ON SECOND THOUGHT: PAUL McCARTNEY AND WINGS – BACK TO THE EGG (1979): It’s time to go back and reevaluate Paul McCartney and Wings’ unjustly ignored Back to the Egg. Released in May 1979, the album showcased a rebuilt Wings lineup, with lead guitarist Laurence Juber working in sharp counterpoint to Denny Laine. Also on board was co-producer Chris Thomas, a former assistant to George Martin for the Beatles’ White Album who brought an edgier style to much of the project — in keeping with his concurrent work with the Sex Pistols and the Pretenders. McCartney’s stated goal, back then, was to make a raw-boned rock record. And he largely succeeded, putting a bright charge into his sound after the soft-rock fluff of 1978’s London Town.

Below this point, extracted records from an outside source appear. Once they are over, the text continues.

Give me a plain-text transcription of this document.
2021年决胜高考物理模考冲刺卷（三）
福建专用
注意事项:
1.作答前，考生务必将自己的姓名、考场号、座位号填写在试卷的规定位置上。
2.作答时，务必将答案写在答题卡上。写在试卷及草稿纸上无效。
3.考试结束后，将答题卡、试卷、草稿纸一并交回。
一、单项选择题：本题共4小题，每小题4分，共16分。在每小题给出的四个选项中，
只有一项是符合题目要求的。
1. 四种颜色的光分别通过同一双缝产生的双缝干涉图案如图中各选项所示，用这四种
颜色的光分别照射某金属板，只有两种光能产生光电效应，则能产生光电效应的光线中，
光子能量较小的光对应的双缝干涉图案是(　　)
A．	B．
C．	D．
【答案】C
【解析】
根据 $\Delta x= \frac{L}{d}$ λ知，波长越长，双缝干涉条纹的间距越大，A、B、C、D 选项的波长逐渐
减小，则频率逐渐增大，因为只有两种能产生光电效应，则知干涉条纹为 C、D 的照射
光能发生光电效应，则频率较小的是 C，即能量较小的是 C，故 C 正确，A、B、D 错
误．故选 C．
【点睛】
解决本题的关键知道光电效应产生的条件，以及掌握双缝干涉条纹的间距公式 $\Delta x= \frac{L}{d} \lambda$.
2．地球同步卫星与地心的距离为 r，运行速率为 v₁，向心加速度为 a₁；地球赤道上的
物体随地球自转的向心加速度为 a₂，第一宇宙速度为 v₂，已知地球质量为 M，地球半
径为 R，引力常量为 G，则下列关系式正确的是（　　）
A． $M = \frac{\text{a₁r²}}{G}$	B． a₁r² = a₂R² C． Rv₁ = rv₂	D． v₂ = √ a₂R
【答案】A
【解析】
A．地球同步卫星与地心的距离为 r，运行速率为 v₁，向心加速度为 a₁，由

PAUL McCARTNEY AND WINGS – BAND ON THE RUN (1973; 2010 reissue): A terrific reissue that reveals this anew as the most personal of McCartney recordings — though, even now, the album’s unifying theme of escape is more subtle (and thus more commercial) than the blunt confessional style of his former partner John Lennon. McCartney, instead, uses broader storytelling brushstrokes — skillfully weaving his own desire to break free of the Beatles with the age-old myths of ne’er-do-wells, hitchhikers and outsiders. No McCartney effort yet has taken so many chances, nor so successfully blended his interests in the melodic, the orchestral, the rocking and the episodic. In keeping, of the Beatles solo recordings, Band on the Run always sounded the most to me like something the old band might have put together.